Infelizmente, esta explicação também não nos diz nada sobre o facto de existir menor pressão do lado de cima das asas.
Ambas as explicações estão correctas, contudo ambas estão incompletas. Note-se que isto não significa que os Princípios de Bernoulli e de Newton estejam incompletos. Acontece é que no caso da sustentação do avião há mais Física envolvida. (Como é claro, nem Bernoulli nem Newton tiveram intenções de explicar o voar de um avião, até porque viveram séculos antes da sua invenção.)

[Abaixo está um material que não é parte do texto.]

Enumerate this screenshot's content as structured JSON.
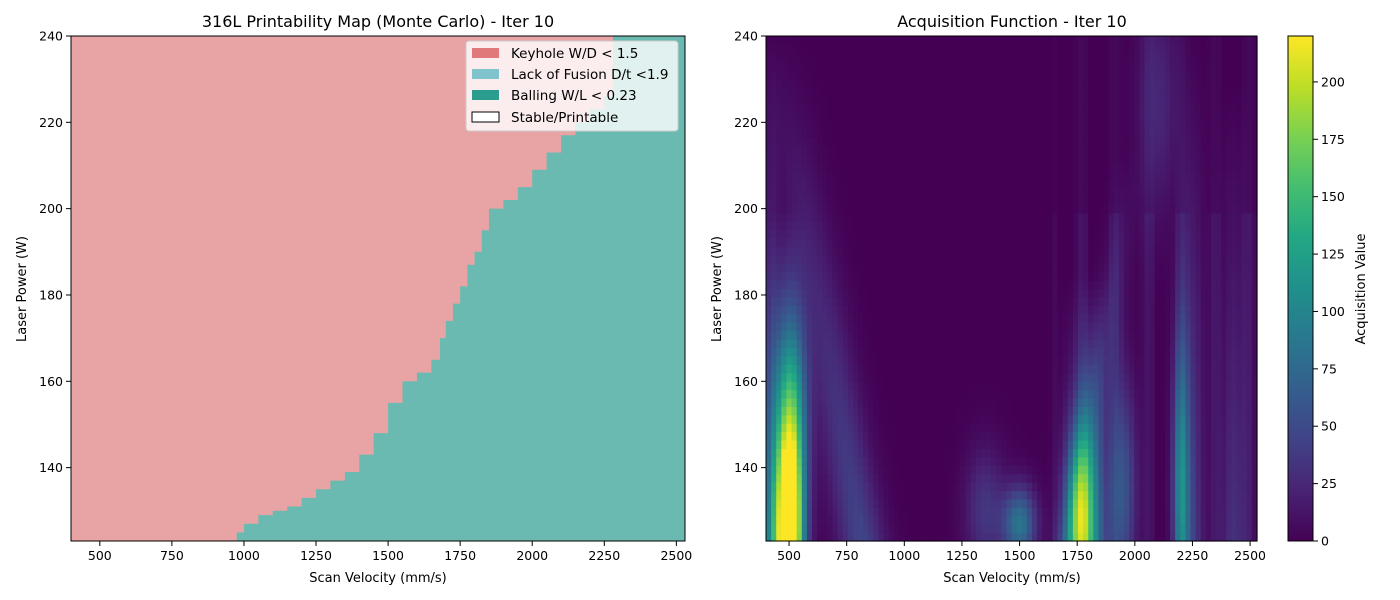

Actualmente há outras explicações mais complexas que tentam descrever a sustentação de forma mais completa. Ainda assim, para já não existe nenhuma explicação não-técnica aceite por todos. De facto, o fenómeno poderá ser demasiado complexo para que seja possível reduzi-lo a uma exposição simples e concisa.
Recapitulando: o avião é projectado e pilotado de tal forma que garanta que a pressão por cima das asas seja inferior à pressão de baixo delas e, por outro lado, de tal forma a que o fluxo de ar que é atravessado seja empurrado para baixo.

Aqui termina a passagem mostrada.